During the Canada–U.S. trade negotiations in the late 1980s, the federal government was considering a policy to require that a Canadian company distribute all films imported into Canada (since they invest in Canadian movies) and the introduction of a cinema screen quota. In a leaked memo from the talks, a U.S. official reported Canada had agreed “to solve (Motion Picture Association of America president) Jack Valenti’s problem.” While the government vehemently denied the report, it’s no coincidence that the film distribution policy was greatly weakened and no quota introduced.

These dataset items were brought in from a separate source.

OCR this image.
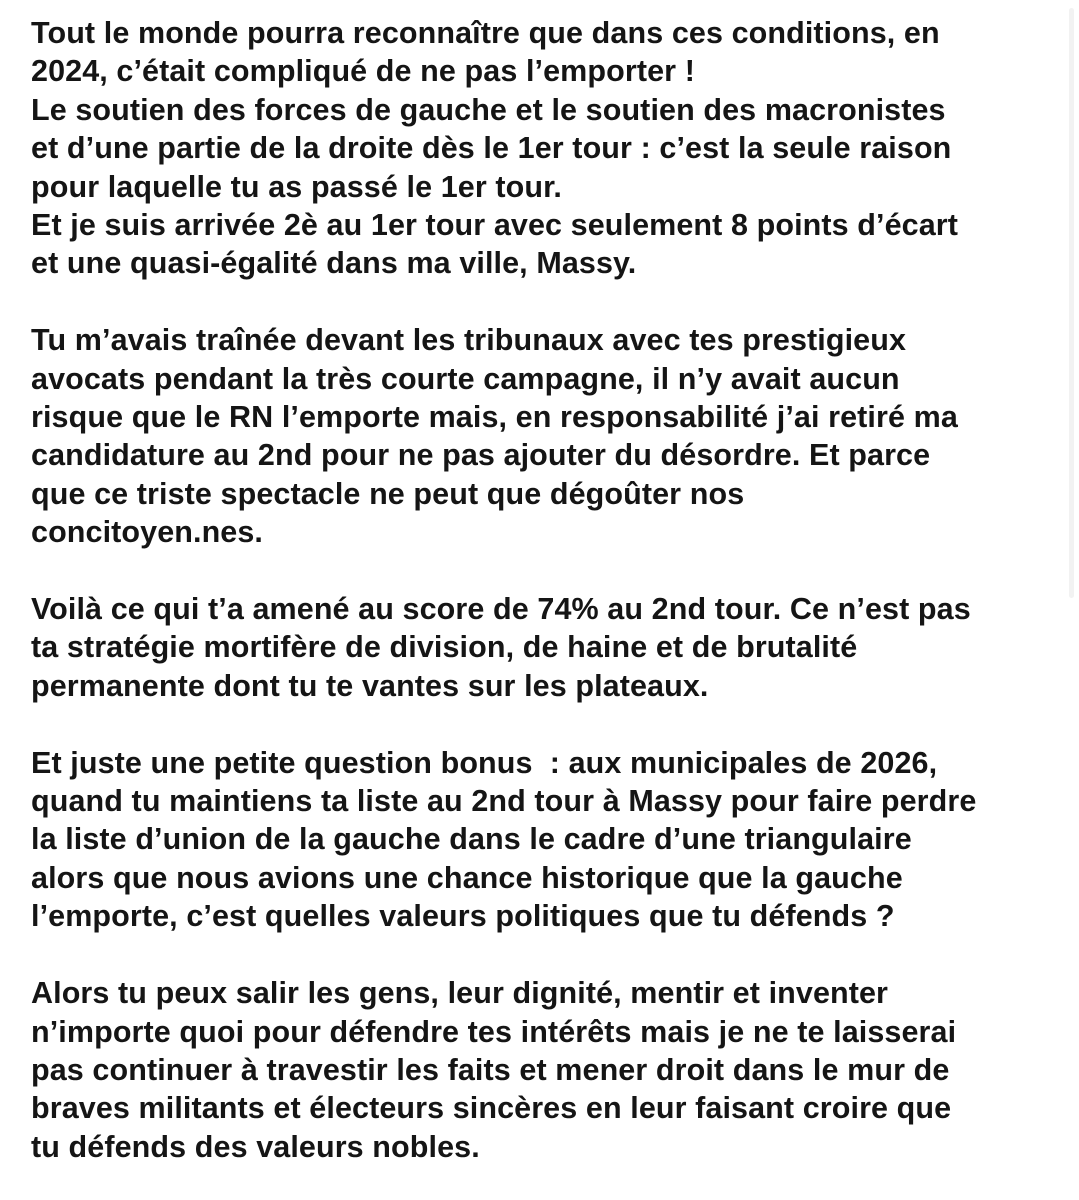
Tout le monde pourra reconnaître que dans ces conditions, en
2024, c’était compliqué de ne pas l’emporter !
Le soutien des forces de gauche et le soutien des macronistes
et d’une partie de la droite dès le 1er tour : c’est la seule raison
pour laquelle tu as passé le 1er tour.
Et je suis arrivée 2è au 1er tour avec seulement 8 points d’écart
et une quasi-égalité dans ma ville, Massy.
Tu m’avais traînée devant les tribunaux avec tes prestigieux
avocats pendant la très courte campagne, il n’y avait aucun
risque que le RN l’emporte mais, en responsabilité j’ai retiré ma
candidature au 2nd pour ne pas ajouter du désordre. Et parce
que ce triste spectacle ne peut que dégoûter nos
concitoyen.nes.
Voilà ce qui t’a amené au score de 74% au 2nd tour. Ce n’est pas
ta stratégie mortifère de division, de haine et de brutalité
permanente dont tu te vantes sur les plateaux.
Et juste une petite question bonus  : aux municipales de 2026,
quand tu maintiens ta liste au 2nd tour à Massy pour faire perdre
la liste d’union de la gauche dans le cadre d’une triangulaire
alors que nous avions une chance historique que la gauche
l’emporte, c’est quelles valeurs politiques que tu défends ?
Alors tu peux salir les gens, leur dignité, mentir et inventer
n’importe quoi pour défendre tes intérêts mais je ne te laisserai
pas continuer à travestir les faits et mener droit dans le mur de
braves militants et électeurs sincères en leur faisant croire que
tu défends des valeurs nobles.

The Canada-U.S. FTA established the template for how Canada negotiates culture in trade agreements. The federal government agreed informally to change policies in publishing and movies, the text of the final agreement required Canada to implement several measures, and advertising was included. The “cultural exemption” is further limited by the “notwithstanding” clause that authorizes U.S. retaliation against any cultural policy. Successive trade developments have forced changes to many Canadian policies, including ownership rules, magazine policies, CRTC regulations and copyright. Challenges for Canadian culture are compounded by the unwillingness of governments to regulate digital distribution. The Canada–U.S.–Mexico Agreement (CUSMA, or “New NAFTA”) strengthens the cultural exemption, but it too requires changes to two CRTC rules, policies on retransmission of broadcasting signals, and Canadian copyright laws.

Which brings us to CPTPP. Despite Minister Joly’s proclamation, there is no cultural exemption in the 11-country free trade pact, which is now in force. The CPTPP’s e-commerce chapter exempts “broadcasting,” and Canada sought to protect cultural policy space by taking a limited reservation against commitments in various other chapters that could impact cultural policies. As a result, Canada can maintain existing cultural measures or make them weaker, but cannot strengthen them. There is also an assumption in free trade deals that governments will eventually eliminate such “non-conforming” measures.

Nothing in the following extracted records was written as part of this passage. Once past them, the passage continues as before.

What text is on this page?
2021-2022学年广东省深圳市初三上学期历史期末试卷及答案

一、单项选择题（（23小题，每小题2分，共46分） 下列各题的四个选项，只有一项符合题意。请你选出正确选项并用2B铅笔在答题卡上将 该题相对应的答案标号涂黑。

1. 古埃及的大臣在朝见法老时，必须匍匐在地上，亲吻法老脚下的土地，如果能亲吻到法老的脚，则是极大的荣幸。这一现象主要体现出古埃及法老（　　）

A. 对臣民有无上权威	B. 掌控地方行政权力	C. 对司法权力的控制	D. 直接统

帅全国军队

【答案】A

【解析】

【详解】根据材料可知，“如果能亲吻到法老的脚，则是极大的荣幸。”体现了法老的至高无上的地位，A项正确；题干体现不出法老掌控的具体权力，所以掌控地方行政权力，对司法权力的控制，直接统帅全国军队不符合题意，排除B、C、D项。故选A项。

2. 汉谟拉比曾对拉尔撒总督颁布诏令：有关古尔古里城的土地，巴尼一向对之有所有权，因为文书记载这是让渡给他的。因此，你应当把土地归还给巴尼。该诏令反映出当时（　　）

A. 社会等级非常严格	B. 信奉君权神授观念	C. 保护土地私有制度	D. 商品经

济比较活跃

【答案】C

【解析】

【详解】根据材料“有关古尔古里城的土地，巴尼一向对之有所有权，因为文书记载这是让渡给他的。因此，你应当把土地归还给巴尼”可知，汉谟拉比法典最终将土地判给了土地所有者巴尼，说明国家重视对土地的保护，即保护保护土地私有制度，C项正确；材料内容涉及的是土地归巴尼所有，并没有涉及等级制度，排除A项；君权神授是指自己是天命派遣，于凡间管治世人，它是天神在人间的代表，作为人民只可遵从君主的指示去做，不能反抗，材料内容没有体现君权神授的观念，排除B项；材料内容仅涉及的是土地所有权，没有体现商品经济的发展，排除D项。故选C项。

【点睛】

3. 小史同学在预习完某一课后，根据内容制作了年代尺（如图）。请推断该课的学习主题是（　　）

Not only did Canada negotiate weak protections, our own reservations limited future policy options by committing that they would not “discriminate against foreign services” or “restrict access to foreign online audiovisual content.” What Canada achieved in the final hours of CPTPP negotiations—the main basis of Joly’s assertion—were side-letters with each partner country removing these limitations on Canada’s reservations. The core weaknesses remain.

Here’s a concrete example of what could happen if Canada were now to strengthen film distribution policies. As a Japanese company, Sony Pictures, a major Hollywood studio, could file a strong case under the CPTPP’s investor–state dispute settlement system on the grounds its business in Canada had been severely restricted. Canada could be forced to compensate multinational firms (with a presence in a CPTPP country) for cultural policies favouring domestic producers and domestic content.

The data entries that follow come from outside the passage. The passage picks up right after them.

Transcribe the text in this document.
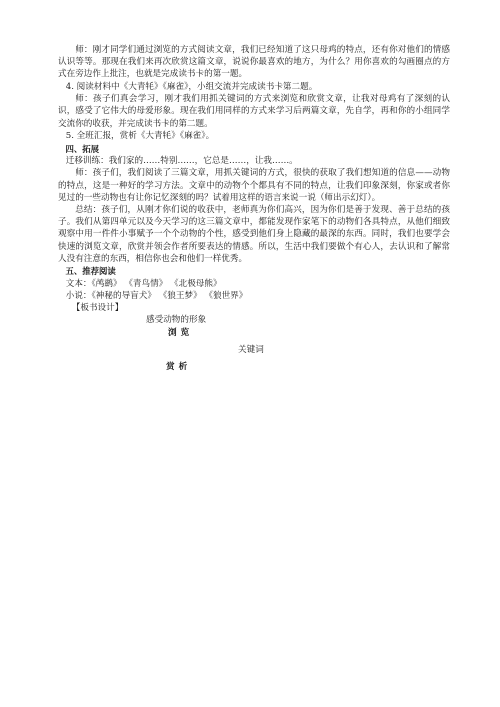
师：刚才同学们通过浏览的方式阅读文章，我们已经知道了这只母鸡的特点，还有你对他们的情感认识等等。那现在我们来再次欣赏这篇文章，说说你最喜欢的地方，为什么？用你喜欢的勾画圈点的方式在旁边作上批注，也就是完成读书卡的第一题。

4. 阅读材料中《大青牦》《麻雀》，小组交流并完成读书卡第二题。

师：孩子们真会学习，刚才我们用抓关键词的方式来浏览和欣赏文章，让我对母鸡有了深刻的认识，感受了它伟大的母爱形象。现在我们用同样的方式来学习后两篇文章，先自学，再和你的小组同学交流你的收获，并完成读书卡的第二题。

5. 全班汇报，赏析《大青牦》《麻雀》。

四、拓展

迁移训练：我们家的……特别……，它总是……，让我……。

师：孩子们，我们阅读了三篇文章，用抓关键词的方式，很快的获取了我们想知道的信息——动物的特点，这是一种好的学习方法。文章中的动物个个都具有不同的特点，让我们印象深刻，你家或者你见过的一些动物也有让你记忆深刻的吗？试着用这样的语言来说一说（师出示幻灯）。

总结：孩子们，从刚才你们说的收获中，老师真为你们高兴，因为你们是善于发现、善于总结的孩子。我们从第四单元以及今天学习的这三篇文章中，都能发现作家笔下的动物们各具特点，从他们细致观察中用一件件小事赋予一个个动物的个性，感受到他们身上隐藏的最深的东西。同时，我们也要学会快速的浏览文章，欣赏并领会作者所要表达的情感。所以，生活中我们要做个有心人，去认识和了解常人没有注意的东西，相信你也会和他们一样优秀。

五、推荐阅读

文本：《鸬鹚》 《青鸟情》 《北极母熊》

小说：《神秘的导盲犬》 《狼王梦》 《狼世界》

【板书设计】

感受动物的形象
浏览
关键词
赏析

It is critical for Canada to take a fresh approach to culture and trade issues that includes a contemporary definition of culture focused on cultural expressions (rather than cultural industries), a refusal to admit the U.S. into CPTPP unless it incorporates the USMCA cultural exemption, and a cultural co-operation approach based on mutual support of relevant UNESCO conventions.


Garry Neil has worked for 40 years in arts and cultural policy in Canada and internationally. He currently consults for ACTRA and is heading a global project for UNESCO. His book, Canadian Culture in a Globalized World: The Impact of Trade Deals on Canada’s Cultural Life, was published in April by James Lorimer & Company Ltd.